Choosing to ignore someone to instead focus on your phone – a practice referred to as ‘phubbing’ – pulls at the threads of people’s basic needs, a new report says.
Researchers at the University of Kent in England have found that this habit can negatively affect people by wearing on their sense of belonging, a trait that makes them human.
For the new report, published in the Journal of Applied Social Psychology, psychologists studied the impact that being phubbed by someone in a one-on-one social setting has on a person.
Phubbing, the practice of ignoring someone who is speaking to you by looking at your phone, can negatively affect people’s self-esteem. With the rise of mobile technology during recent years, the practice has become practically unavoidable (file photo)
The 153 study participants were ages 18 to 36; only 19 of them were men.
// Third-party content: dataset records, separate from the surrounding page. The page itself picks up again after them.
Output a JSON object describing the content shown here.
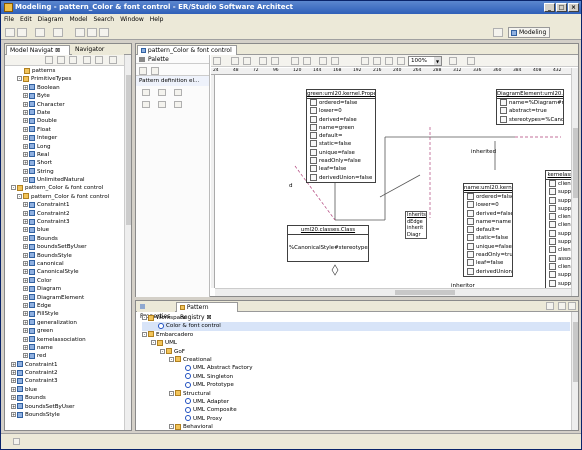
{
  "window": {
    "title": "Modeling - pattern_Color & font control - ER/Studio Software Architect"
  },
  "menu": [
    "File",
    "Edit",
    "Diagram",
    "Model",
    "Search",
    "Window",
    "Help"
  ],
  "perspective": "Modeling",
  "model_nav": {
    "tabs": [
      "Model Navigat",
      "Navigator"
    ],
    "rows": [
      {
        "t": "patterns",
        "d": 2,
        "i": "fold"
      },
      {
        "t": "PrimitiveTypes",
        "d": 2,
        "i": "fold",
        "e": "-"
      },
      {
        "t": "Boolean",
        "d": 3,
        "i": "cls",
        "e": "+"
      },
      {
        "t": "Byte",
        "d": 3,
        "i": "cls",
        "e": "+"
      },
      {
        "t": "Character",
        "d": 3,
        "i": "cls",
        "e": "+"
      },
      {
        "t": "Date",
        "d": 3,
        "i": "cls",
        "e": "+"
      },
      {
        "t": "Double",
        "d": 3,
        "i": "cls",
        "e": "+"
      },
      {
        "t": "Float",
        "d": 3,
        "i": "cls",
        "e": "+"
      },
      {
        "t": "Integer",
        "d": 3,
        "i": "cls",
        "e": "+"
      },
      {
        "t": "Long",
        "d": 3,
        "i": "cls",
        "e": "+"
      },
      {
        "t": "Real",
        "d": 3,
        "i": "cls",
        "e": "+"
      },
      {
        "t": "Short",
        "d": 3,
        "i": "cls",
        "e": "+"
      },
      {
        "t": "String",
        "d": 3,
        "i": "cls",
        "e": "+"
      },
      {
        "t": "UnlimitedNatural",
        "d": 3,
        "i": "cls",
        "e": "+"
      },
      {
        "t": "pattern_Color & font control",
        "d": 1,
        "i": "fold",
        "e": "-"
      },
      {
        "t": "pattern_Color & font control",
        "d": 2,
        "i": "fold",
        "e": "-"
      },
      {
        "t": "Constraint1",
        "d": 3,
        "i": "cls",
        "e": "+"
      },
      {
        "t": "Constraint2",
        "d": 3,
        "i": "cls",
        "e": "+"
      },
      {
        "t": "Constraint3",
        "d": 3,
        "i": "cls",
        "e": "+"
      },
      {
        "t": "blue",
        "d": 3,
        "i": "cls",
        "e": "+"
      },
      {
        "t": "Bounds",
        "d": 3,
        "i": "cls",
        "e": "+"
      },
      {
        "t": "boundsSetByUser",
        "d": 3,
        "i": "cls",
        "e": "+"
      },
      {
        "t": "BoundsStyle",
        "d": 3,
        "i": "cls",
        "e": "+"
      },
      {
        "t": "canonical",
        "d": 3,
        "i": "cls",
        "e": "+"
      },
      {
        "t": "CanonicalStyle",
        "d": 3,
        "i": "cls",
        "e": "+"
      },
      {
        "t": "Color",
        "d": 3,
        "i": "cls",
        "e": "+"
      },
      {
        "t": "Diagram",
        "d": 3,
        "i": "cls",
        "e": "+"
      },
      {
        "t": "DiagramElement",
        "d": 3,
        "i": "cls",
        "e": "+"
      },
      {
        "t": "Edge",
        "d": 3,
        "i": "cls",
        "e": "+"
      },
      {
        "t": "FillStyle",
        "d": 3,
        "i": "cls",
        "e": "+"
      },
      {
        "t": "generalization",
        "d": 3,
        "i": "cls",
        "e": "+"
      },
      {
        "t": "green",
        "d": 3,
        "i": "cls",
        "e": "+"
      },
      {
        "t": "kernelassociation",
        "d": 3,
        "i": "cls",
        "e": "+"
      },
      {
        "t": "name",
        "d": 3,
        "i": "cls",
        "e": "+"
      },
      {
        "t": "red",
        "d": 3,
        "i": "cls",
        "e": "+"
      },
      {
        "t": "Constraint1",
        "d": 1,
        "i": "cls",
        "e": "+"
      },
      {
        "t": "Constraint2",
        "d": 1,
        "i": "cls",
        "e": "+"
      },
      {
        "t": "Constraint3",
        "d": 1,
        "i": "cls",
        "e": "+"
      },
      {
        "t": "blue",
        "d": 1,
        "i": "cls",
        "e": "+"
      },
      {
        "t": "Bounds",
        "d": 1,
        "i": "cls",
        "e": "+"
      },
      {
        "t": "boundsSetByUser",
        "d": 1,
        "i": "cls",
        "e": "+"
      },
      {
        "t": "BoundsStyle",
        "d": 1,
        "i": "cls",
        "e": "+"
      }
    ]
  },
  "editor": {
    "tab": "pattern_Color & font control",
    "palette_title": "Palette",
    "palette_section": "Pattern definition el...",
    "zoom": "100%",
    "ruler": [
      "24",
      "48",
      "72",
      "96",
      "120",
      "144",
      "168",
      "192",
      "216",
      "240",
      "264",
      "288",
      "312",
      "336",
      "360",
      "384",
      "408",
      "432"
    ]
  },
  "classes": {
    "green": {
      "header": "green:uml20.kernel.Property",
      "attrs": [
        "ordered=false",
        "lower=0",
        "derived=false",
        "name=green",
        "default=",
        "static=false",
        "unique=false",
        "readOnly=false",
        "leaf=false",
        "derivedUnion=false"
      ]
    },
    "diagElem": {
      "header": "DiagramElement:uml20.classes.Class",
      "attrs": [
        "name=%Diagram#name%Element",
        "abstract=true",
        "stereotypes=%CanonicalStyle#stereotypes%"
      ]
    },
    "name": {
      "header": "name:uml20.kernel.Property",
      "attrs": [
        "ordered=false",
        "lower=0",
        "derived=false",
        "name=name",
        "default=",
        "static=false",
        "unique=false",
        "readOnly=true",
        "leaf=false",
        "derivedUnion=false"
      ]
    },
    "kernel": {
      "header": "kernelassociation:uml20.kernel.Ass",
      "attrs": [
        "clientReadOnly=false",
        "supplierReadOnly=false",
        "supplierUnique=true",
        "supplierCardinality=0..*",
        "clientDerivedUnion=false",
        "clientNavigability=NOT_NAVIGABLE",
        "supplierRole=edges",
        "supplierDerived=false",
        "clientDerived=false",
        "associatesType=aggregation",
        "clientOrdered=false",
        "supplierOrdered=true",
        "supplierDerivedUnion=false",
        "leaf=false",
        "derived=false",
        "clientUnique=true"
      ]
    },
    "uml": {
      "header": "uml20.classes.Class",
      "attrs": []
    },
    "stereo": "%CanonicalStyle#stereotypes%"
  },
  "connectors": {
    "inherited": "inherited",
    "inheritor": "inheritor",
    "note": [
      "Inherits",
      "dEdge",
      "inherit",
      "Diagr"
    ],
    "d": "d"
  },
  "bottom": {
    "tabs": [
      "Properties",
      "Pattern Registry"
    ],
    "rows": [
      {
        "t": "Workspace",
        "d": 0,
        "i": "fold",
        "e": "-"
      },
      {
        "t": "Color & font control",
        "d": 1,
        "i": "circ",
        "sel": true
      },
      {
        "t": "Embarcadero",
        "d": 0,
        "i": "fold",
        "e": "-"
      },
      {
        "t": "UML",
        "d": 1,
        "i": "fold",
        "e": "-"
      },
      {
        "t": "GoF",
        "d": 2,
        "i": "fold",
        "e": "-"
      },
      {
        "t": "Creational",
        "d": 3,
        "i": "fold",
        "e": "-"
      },
      {
        "t": "UML Abstract Factory",
        "d": 4,
        "i": "circ"
      },
      {
        "t": "UML Singleton",
        "d": 4,
        "i": "circ"
      },
      {
        "t": "UML Prototype",
        "d": 4,
        "i": "circ"
      },
      {
        "t": "Structural",
        "d": 3,
        "i": "fold",
        "e": "-"
      },
      {
        "t": "UML Adapter",
        "d": 4,
        "i": "circ"
      },
      {
        "t": "UML Composite",
        "d": 4,
        "i": "circ"
      },
      {
        "t": "UML Proxy",
        "d": 4,
        "i": "circ"
      },
      {
        "t": "Behavioral",
        "d": 3,
        "i": "fold",
        "e": "-"
      }
    ]
  }
}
All were students who participated in the study to get course credit.
The analysis said that the researchers ‘found that increased phubbing significantly and negatively affected the way the person being phubbed felt about their interaction with the other person’.
Professor Karen Douglas and researcher Varoth Chotpitayasunondh classified phubbing as a specific type of social exclusion, which threatens people’s basic human needs, such as self-esteem, belonging, control and meaningful existence.
The study participants were asked to look at animations featuring two people conversing.
The participants were prompted to think of themselves as one of the two people involved.
The study said: ‘Each participant was assigned to one of three different situations: no phubbing, partial phubbing or extensive phubbing.
‘The results showed that, as the level of phubbing increased, people experienced greater threats to their fundamental needs.
‘They also perceived the communication quality to be poorer, and the relationship to be less satisfying.’
This chart shows how phubbing can impact the ways in which a person communicates as well as how satisfied people are with their relationships
The study results also proved that phubbing affects ‘the need to belong in particular’, and this explained the overarching negative effects the practice has on social interaction.
Phubbing is unique from other forms of societal exclusion in that it can be done anywhere and anytime – all it takes is for a person to reach for their phone and ignore the person talking with them, the researchers noted.
They also pointed out that phubbing has not been studied as extensively as other social exclusion forms.
The report said: ‘As expected, our findings revealed that the experience of phubbing in a controlled dyadic conversation had a negative impact on perceived communication quality and relationship satisfaction.’
The researchers said that what they observed gave credence to concerns over pervasive smartphone usage throughout society.
‘The current research makes an important contribution to the literature on ostracism. It shows that threats to fundamental needs can occur as a result of an everyday communication phenomenon that a significant majority of people report having experienced,’ the analysis said.
The report’s authors said that phubbing has the potential to increasingly threaten people during everyday, routine interactions.
They are calling on more research to study the potentially far-reaching effects of phubbing.
The study’s authors pointed out that the sample used for the research had limitations, noting that it was ‘relatively small and not very diverse’.
‘Future research should address this limitation,’ the report said.